Data-Oriented Programming - Inside Java Newscast #29

Data-oriented programming focuses on modeling data as data (instead of as objects). Records for data and sealed types for alternatives let us model immutable data where illegal states are unrepresentable. Combined with pattern matching we get a safe, powerful, and maintainable approach to ad-hoc polymorphism that lets us define operations on the data without overloading it with functionality.

Always embed videos

(and give me a cookie to remember - privacy policy)

Watch on YouTube

Intro

Welcome everyone, to the Inside Java Newscast where we cover recent developments in the OpenJDK community. I'm Nicolai Parlog, Java developer advocate at Oracle, and today we're gonna learn about data-oriented programming. Well, I learned about it a few days ago in Brian Goetz's article "Data Oriented Programming in Java" and now I want to share that with you. In fact, Brian put most things so well, that I'll often just say his words out loud.

So let's see what DOP is all about, how it uses new language features like records and pattern matching to shape our code, and how it relates to OOP, object-oriented programming, that is. I'll start at the deep end and come to the motivation later so hold your "But Objects" comments until the end. Ok? Then let's dive right in!

Data-Oriented Programming

Data-oriented programming is a relatively new term and, by the way, totally unrelated to data-oriented design, so keep those two apart. It encourages us to model data as immutable data, separating it from the domain logic that acts on it. It hinges on sealed types and records, the combination of which is called algebraic data types (ADT for short), to express data and pattern matching to add behavior to it.
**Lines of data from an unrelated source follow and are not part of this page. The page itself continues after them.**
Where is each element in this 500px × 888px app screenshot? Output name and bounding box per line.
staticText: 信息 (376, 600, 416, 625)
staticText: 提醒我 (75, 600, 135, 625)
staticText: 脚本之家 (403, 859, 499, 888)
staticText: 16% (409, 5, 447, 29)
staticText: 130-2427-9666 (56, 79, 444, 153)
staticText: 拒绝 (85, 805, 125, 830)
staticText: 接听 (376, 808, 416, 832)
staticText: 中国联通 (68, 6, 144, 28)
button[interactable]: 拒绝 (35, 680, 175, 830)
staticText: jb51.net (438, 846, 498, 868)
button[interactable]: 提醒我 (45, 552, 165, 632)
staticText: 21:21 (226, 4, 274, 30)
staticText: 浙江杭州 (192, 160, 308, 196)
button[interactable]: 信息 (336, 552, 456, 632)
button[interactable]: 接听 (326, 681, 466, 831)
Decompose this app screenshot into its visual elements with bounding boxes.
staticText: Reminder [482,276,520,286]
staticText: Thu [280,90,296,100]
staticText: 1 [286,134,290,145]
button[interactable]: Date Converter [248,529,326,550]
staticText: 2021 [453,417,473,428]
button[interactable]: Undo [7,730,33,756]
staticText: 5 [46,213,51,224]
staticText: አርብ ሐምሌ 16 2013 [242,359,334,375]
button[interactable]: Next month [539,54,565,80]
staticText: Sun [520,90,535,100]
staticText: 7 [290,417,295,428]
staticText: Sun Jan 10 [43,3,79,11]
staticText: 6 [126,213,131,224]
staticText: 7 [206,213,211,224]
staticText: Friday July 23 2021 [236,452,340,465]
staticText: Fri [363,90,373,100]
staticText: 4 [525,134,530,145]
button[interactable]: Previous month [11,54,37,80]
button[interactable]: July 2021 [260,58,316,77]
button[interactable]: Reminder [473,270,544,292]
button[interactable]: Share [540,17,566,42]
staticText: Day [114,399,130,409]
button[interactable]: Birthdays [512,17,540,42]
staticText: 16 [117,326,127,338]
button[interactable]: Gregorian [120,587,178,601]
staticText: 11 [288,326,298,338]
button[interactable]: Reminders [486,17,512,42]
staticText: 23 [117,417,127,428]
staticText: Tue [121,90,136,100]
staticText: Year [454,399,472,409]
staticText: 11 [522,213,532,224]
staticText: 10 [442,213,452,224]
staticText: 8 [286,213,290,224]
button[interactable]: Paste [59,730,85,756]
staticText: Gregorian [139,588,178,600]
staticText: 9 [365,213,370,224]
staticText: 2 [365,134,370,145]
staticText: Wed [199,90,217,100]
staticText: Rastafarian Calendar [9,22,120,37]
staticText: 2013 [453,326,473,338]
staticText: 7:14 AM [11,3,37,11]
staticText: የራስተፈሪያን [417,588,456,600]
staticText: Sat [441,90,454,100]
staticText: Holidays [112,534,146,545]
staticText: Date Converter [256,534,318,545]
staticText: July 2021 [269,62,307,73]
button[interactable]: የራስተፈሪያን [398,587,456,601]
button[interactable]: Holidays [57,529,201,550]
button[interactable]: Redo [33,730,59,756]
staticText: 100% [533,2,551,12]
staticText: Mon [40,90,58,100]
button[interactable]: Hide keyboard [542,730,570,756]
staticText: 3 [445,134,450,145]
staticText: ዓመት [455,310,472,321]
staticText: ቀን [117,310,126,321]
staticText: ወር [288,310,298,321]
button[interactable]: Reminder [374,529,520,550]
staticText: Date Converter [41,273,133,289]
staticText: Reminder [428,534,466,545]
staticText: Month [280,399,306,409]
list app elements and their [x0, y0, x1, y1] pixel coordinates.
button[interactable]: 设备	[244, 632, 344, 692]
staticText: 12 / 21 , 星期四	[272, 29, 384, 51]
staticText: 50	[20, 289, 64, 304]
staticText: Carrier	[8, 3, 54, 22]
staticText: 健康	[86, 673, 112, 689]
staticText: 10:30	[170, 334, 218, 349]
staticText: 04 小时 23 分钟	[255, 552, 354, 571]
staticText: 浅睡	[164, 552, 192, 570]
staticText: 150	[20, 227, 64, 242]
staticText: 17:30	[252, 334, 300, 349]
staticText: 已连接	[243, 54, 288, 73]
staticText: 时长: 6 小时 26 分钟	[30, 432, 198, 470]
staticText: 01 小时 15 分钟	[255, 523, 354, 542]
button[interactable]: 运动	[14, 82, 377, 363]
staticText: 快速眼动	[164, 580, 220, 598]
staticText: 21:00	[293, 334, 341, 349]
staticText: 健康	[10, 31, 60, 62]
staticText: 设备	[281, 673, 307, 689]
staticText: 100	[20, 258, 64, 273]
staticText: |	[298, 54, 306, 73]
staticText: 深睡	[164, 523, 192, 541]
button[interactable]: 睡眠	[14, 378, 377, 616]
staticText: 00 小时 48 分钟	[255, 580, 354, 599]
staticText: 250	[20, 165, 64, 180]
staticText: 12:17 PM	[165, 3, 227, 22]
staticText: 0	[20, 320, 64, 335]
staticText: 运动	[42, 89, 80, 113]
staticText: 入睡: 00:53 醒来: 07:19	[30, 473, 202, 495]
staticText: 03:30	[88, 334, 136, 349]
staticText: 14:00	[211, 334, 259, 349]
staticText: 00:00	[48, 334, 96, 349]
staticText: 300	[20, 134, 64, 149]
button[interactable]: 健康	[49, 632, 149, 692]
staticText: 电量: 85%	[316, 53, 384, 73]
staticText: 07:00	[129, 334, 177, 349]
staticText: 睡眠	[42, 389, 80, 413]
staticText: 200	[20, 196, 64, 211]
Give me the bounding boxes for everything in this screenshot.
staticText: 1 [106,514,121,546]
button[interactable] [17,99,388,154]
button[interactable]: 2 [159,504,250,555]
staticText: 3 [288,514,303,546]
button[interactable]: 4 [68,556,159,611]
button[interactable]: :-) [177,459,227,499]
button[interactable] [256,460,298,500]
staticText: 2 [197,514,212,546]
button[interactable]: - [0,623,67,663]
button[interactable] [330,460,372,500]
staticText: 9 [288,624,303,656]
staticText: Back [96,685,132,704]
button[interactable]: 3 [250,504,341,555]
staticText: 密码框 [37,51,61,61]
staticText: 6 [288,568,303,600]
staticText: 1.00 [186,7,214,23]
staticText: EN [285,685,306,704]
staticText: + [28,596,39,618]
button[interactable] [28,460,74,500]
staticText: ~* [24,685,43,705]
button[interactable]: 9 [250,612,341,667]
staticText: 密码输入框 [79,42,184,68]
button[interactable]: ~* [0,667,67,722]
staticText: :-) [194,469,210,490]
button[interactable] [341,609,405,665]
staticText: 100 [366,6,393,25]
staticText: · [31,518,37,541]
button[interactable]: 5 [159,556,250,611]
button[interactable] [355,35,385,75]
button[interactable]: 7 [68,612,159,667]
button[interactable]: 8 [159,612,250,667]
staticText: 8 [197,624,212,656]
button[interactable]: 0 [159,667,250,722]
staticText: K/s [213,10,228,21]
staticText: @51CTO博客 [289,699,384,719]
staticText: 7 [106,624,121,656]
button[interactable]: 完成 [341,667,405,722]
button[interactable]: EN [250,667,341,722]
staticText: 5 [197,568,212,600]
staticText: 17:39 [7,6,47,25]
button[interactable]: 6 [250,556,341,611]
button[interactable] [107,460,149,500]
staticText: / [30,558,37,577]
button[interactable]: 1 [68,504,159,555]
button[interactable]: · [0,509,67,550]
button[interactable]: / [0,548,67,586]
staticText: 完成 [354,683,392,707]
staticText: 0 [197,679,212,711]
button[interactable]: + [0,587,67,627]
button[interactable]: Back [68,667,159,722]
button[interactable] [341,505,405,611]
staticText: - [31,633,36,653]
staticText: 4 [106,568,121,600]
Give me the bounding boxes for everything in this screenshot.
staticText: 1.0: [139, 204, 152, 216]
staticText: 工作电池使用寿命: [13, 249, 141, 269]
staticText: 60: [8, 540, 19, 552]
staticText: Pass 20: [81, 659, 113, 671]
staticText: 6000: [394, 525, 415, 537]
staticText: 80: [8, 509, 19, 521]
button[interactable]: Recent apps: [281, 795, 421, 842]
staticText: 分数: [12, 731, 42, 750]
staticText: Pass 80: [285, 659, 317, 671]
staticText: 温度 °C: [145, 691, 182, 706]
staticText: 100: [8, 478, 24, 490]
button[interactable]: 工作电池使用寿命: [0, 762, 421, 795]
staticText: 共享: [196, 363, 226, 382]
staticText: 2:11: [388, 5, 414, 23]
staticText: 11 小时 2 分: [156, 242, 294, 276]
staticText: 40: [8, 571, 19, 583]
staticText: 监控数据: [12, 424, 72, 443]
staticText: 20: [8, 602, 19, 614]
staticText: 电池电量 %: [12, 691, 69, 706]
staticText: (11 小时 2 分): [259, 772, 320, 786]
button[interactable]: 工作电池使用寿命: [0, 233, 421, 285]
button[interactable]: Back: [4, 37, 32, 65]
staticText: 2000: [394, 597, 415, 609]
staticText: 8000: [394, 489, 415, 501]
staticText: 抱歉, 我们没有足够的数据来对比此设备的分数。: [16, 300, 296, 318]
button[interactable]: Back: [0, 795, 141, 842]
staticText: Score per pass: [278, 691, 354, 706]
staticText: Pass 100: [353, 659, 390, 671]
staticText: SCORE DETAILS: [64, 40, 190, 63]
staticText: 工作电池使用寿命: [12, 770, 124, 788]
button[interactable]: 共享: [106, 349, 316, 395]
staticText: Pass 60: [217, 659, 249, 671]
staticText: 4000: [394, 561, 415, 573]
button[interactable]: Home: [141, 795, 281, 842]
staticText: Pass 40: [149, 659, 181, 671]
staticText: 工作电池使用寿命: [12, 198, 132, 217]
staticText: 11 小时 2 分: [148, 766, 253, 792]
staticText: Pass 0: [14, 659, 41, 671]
Brian formulates four principles:

  1. Model the data, the whole data, and nothing but the data. Records should model data. Make each record model one thing, make it clear what each record models, and choose clear names for its components. Where there are choices to be modeled, such as "a search can result in no match, an exact match, or a few fuzzy matches", model these as sealed classes, and model each alternative with a record. Behavior in record classes should be limited to implementing derived quantities from the data itself, such as formatting.
  2. Data is immutable. If we want to model data, we should not have to worry about our data changing out from under us. Records give us some help here, as they are shallowly immutable, but it still requires some discipline to avoid letting mutability inject itself into our data models.
  3. Validate at the boundary. Before injecting data into our system, we should ensure that it is valid. This might be done in the record constructor (if the validation applies universally to all instances), or by the code at the boundary that has received data from another source.
  4. Make illegal states unrepresentable. Records and sealed types make it easy to model our domains in such a way that erroneous states simply cannot be represented. Just as immutability eliminates many common sources of errors in programs, so does avoiding modeling techniques that allow us to model invalid data.

So that's Brian's four principles for data-oriented programming in Java. Let's put these into practice!

In Practice I

Let's start with something simple. Say you have a method that returns a result, say a User, but sometimes there isn't one - what should be the return type? Of course it could just be User and we return null to signal absence, but that's error-prone and frustrating.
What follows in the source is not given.